Teachers

Developing the teaching practices necessary to create accessible math classrooms at the school, jurisdiction and classroom structures will require significant investment in professional development.

1. Most teachers, principals and senior administrators recognize the experience described by Mrs. Jamieson. They, themselves, have had unfortunate experiences with math in school—or they know many people in the same boat. Teaching mathematics that makes mathematics accessible to all students requires that teachers design learning experiences in mathematics that many of them have never experienced.

Progress will require the active engagement of mathematicians and math educators to design pedagogical content knowledge, mathematical knowledge for teaching and mathematical content knowledge. More math courses of the procedural sort will not get teachers out of their current dilemma.
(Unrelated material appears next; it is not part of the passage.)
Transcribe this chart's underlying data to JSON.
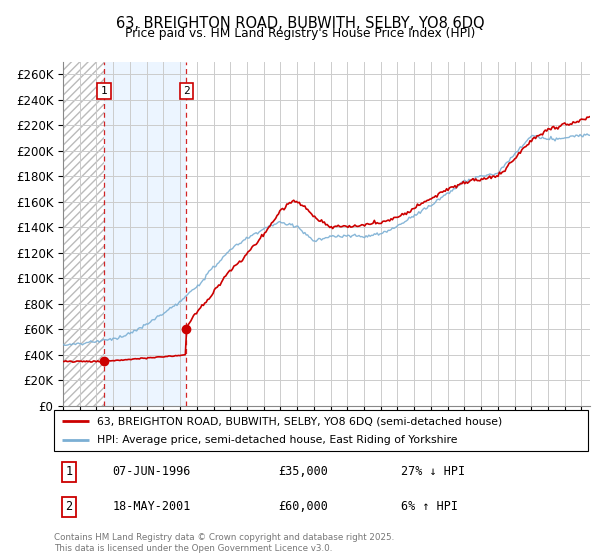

While most need more mathematics, it is mathematics of a particular sort: the kind that permits them to design more robust mathematical engagement with topics that gives students access to complex mathematical ideas.

 

Changing teaching practices to facilitate accessible classrooms requires significant investment in professional development that would permeate both the school district, and the classroom. Leadership to support teachers, including providing them with useful feedback and to have sound judgments made in terms of timetables and resources at the administrative level is essential. It requires a degree of understanding of UDL principles. The teacher must also have a strong sense of the mathematical learning in order to determine the next teaching steps and to provide students with timely, specific feedback. But because most teachers learned mathematics in the traditional procedural sense, teaching the subject in a new way, that makes is truly accessible for all, is a challenge. They’re attempting to design learning experiences in mathematics they haven’t personally experienced.

Mrs. Jamieson, the Grade 7 teacher participating in this study, was in that boat. “As a student, I struggled with math all the way through school and it wasn’t until I got to university that it actually started to click for me,” she said.

“But having said that, sitting in a classroom that has math delivered in one way – ‘here it is, now do it, now hand it in and I’ll mark it’ – I’m not sure that reaches the majority of students. I think it hits the middle of the road, most of the kids get it, many of them get a little.”

Progress in creating accessible mathematics classrooms will happen when math educators and other experts design more effective pedagogical and mathematical content knowledge. This would permit educators to have more of a robust mathematical engagement that allows students to access the complex mathematical ideas of which they’re capable of accomplishing.